Around 2:30, the wind was blowing at 18 knots, heading for its usual climax as we entered the Ensenada de San Francisco and ultimately our anchorage at Ensenada de Anita. Again, Mel drove us into the anchorage as I prepared to drop anchor. There is some shoaling in the area, but the NV Charts will keep you honest. We didn’t see anything to be concerned about. We found 8 feet and set the hook.

On our last day in Cuba, we cruised out of the anchorage and immediately pulled sail, bound for Los Morros and Cabo San Antonio, the point at which our travel in Cuba would meet its official end. On our now familiar heading of 241 degrees (which you’ll carry most of the way) we passed clear of the Cabezos de Plumajes and landed at Los Morros just after noon.

The dock was freaky scary with its rusty chains dangling and opposing concrete walls but the dock hands are capable and swift to tie you off. The harbormaster was kind, funny and quick with the check-out process.

While he finished up with the official business, we took on fuel, water, beer, and one last bottle of rum. Word to the wise, Don’t buy rum or beer from the bar! Mucho expensivo. Ask them to open the small store attached to the bar if it’s not already open.

With full tanks and our papers in hand, we offered Neptune a little of our rum in exchange for safe passage and headed out the Pasa los Morros. Many folks come and go via the Pasa Sorda, but it’s a bit shallow and Mel and I were done with shallow. We wanted some deep water so we elected to go the one mile more to the sea buoy.

Sailing Cuba northwest coastLeaving Cuban waters was bittersweet

Melody and I were really quite sad to leave Cuba. We entertained the idea of turning SE and heading down the south coast. While it was tempting, we decided to go with the plan in place.

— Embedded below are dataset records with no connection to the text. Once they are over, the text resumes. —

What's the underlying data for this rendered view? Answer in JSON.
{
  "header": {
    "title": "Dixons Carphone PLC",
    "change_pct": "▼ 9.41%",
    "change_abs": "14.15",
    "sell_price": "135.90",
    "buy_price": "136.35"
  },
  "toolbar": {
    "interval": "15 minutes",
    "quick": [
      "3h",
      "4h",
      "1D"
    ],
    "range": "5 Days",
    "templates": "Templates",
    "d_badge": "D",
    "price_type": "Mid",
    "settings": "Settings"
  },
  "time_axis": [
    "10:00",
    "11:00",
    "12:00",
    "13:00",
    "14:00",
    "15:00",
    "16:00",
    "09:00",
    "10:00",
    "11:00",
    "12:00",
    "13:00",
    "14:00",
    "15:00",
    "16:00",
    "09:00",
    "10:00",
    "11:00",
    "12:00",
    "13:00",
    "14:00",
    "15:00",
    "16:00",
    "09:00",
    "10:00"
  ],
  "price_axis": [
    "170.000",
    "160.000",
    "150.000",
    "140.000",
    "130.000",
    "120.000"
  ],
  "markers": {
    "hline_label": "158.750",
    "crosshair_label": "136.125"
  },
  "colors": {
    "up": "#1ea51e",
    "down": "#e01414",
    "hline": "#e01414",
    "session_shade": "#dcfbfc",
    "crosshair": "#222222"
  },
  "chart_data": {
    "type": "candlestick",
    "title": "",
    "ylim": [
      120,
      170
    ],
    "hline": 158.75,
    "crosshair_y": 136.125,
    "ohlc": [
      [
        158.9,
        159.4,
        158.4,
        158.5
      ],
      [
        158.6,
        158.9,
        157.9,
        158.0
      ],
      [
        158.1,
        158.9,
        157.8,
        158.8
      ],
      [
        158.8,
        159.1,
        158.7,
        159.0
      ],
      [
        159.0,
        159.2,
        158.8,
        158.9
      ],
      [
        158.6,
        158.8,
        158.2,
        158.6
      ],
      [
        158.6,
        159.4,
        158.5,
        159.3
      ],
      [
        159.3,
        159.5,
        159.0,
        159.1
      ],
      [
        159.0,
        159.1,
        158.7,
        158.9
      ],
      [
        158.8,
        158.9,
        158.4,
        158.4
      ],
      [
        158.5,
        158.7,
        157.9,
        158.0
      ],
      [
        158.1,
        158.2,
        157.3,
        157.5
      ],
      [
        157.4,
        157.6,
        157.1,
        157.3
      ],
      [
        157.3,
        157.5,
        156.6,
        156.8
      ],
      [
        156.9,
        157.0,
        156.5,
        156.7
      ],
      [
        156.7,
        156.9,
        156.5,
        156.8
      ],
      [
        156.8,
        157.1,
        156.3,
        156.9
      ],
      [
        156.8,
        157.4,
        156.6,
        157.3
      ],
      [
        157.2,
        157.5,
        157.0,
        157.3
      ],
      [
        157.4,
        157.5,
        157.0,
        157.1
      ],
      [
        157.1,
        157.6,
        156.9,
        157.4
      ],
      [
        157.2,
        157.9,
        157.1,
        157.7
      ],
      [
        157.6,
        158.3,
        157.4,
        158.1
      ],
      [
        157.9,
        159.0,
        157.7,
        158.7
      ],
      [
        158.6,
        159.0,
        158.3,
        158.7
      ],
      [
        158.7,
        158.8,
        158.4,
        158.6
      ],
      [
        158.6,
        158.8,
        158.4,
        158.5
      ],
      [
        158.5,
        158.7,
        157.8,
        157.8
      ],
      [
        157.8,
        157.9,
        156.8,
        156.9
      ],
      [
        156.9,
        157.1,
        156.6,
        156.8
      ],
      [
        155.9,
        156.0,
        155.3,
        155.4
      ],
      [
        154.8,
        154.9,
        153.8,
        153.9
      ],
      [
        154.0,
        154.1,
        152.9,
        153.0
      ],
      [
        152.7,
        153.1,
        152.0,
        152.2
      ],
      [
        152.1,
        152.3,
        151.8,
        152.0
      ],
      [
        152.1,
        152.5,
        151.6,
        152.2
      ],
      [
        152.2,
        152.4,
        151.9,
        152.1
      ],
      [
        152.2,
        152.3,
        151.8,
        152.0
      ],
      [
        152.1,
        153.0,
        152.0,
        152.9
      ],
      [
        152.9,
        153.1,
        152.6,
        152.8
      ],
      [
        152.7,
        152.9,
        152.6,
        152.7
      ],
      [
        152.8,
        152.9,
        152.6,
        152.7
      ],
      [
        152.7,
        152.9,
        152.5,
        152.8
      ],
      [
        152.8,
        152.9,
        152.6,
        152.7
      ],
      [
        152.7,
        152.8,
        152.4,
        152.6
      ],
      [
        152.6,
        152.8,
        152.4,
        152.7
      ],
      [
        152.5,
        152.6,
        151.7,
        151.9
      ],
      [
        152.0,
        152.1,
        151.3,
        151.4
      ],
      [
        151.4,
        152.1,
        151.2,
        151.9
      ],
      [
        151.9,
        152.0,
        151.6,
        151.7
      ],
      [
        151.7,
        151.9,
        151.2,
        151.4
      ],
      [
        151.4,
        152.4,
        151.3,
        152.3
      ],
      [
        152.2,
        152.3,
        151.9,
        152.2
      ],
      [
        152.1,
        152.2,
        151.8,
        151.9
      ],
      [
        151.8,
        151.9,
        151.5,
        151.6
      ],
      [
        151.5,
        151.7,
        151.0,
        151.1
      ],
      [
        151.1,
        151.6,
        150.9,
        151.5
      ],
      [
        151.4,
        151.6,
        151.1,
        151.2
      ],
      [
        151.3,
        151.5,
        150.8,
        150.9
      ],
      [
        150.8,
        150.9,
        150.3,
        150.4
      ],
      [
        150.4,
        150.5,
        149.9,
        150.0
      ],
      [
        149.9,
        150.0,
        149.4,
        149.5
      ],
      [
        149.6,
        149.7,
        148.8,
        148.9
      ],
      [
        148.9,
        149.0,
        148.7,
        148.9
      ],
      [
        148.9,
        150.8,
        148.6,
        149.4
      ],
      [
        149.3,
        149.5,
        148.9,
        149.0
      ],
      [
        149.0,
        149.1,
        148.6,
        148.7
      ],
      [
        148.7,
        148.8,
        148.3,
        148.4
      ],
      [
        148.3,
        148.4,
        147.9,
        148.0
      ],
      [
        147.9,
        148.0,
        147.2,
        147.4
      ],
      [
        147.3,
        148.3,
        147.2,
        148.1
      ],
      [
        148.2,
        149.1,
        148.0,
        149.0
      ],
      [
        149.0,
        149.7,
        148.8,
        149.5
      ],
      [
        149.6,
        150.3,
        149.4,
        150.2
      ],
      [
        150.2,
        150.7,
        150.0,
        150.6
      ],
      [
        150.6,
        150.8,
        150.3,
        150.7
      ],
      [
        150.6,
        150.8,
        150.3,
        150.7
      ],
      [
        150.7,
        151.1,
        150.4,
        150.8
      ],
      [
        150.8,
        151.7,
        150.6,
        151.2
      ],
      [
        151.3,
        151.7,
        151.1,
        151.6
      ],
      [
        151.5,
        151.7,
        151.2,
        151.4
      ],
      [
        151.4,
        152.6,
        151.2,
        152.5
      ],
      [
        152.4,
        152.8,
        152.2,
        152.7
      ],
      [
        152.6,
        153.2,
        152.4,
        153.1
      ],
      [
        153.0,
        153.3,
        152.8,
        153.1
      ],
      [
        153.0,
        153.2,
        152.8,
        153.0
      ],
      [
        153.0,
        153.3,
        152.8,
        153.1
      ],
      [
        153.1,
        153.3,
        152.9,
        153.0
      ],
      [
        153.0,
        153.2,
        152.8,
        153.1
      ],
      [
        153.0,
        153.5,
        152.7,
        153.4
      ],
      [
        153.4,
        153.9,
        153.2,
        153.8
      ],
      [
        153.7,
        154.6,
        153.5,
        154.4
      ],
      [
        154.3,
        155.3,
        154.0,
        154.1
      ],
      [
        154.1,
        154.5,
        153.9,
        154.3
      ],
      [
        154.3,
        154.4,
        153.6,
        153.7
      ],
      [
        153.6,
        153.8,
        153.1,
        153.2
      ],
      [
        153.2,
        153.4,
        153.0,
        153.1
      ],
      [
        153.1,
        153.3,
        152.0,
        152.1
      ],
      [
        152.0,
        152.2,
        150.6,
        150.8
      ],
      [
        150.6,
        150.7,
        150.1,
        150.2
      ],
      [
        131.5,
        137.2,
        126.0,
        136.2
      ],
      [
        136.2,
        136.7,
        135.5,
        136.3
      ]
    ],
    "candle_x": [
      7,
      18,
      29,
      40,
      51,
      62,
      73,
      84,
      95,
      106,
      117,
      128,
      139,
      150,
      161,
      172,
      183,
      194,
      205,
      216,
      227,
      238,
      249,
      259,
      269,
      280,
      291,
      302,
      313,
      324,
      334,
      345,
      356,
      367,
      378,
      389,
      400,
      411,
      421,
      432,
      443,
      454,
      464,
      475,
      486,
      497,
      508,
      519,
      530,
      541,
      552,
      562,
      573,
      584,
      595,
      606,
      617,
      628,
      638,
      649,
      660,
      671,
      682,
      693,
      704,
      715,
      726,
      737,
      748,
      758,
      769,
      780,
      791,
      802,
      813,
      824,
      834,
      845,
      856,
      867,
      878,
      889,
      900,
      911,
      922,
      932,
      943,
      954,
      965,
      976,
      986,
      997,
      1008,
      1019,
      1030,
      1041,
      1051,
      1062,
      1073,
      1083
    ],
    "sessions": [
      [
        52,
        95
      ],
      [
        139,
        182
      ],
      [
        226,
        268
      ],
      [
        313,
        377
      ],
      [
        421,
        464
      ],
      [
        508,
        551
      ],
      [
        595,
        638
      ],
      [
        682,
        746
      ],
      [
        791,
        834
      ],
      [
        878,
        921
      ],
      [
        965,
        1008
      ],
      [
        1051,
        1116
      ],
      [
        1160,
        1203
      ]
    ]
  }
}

We wanted to see Mexico and Belize.

We watched as the coast fell off our stern and then quickly regained a passage mentality as traffic separation zones, tankers, and cruise ships were now the order of the day. The ride to Isla Mujeres would have us transiting the famous, or should I say infamous Yucatan Channel where current is swift, the water deep, and the traffic stressful.

Once we crossed over the three nautical mile mark, we doused our Cuban courtesy flag and prepared for the night’s passage. Next stop. Mexico!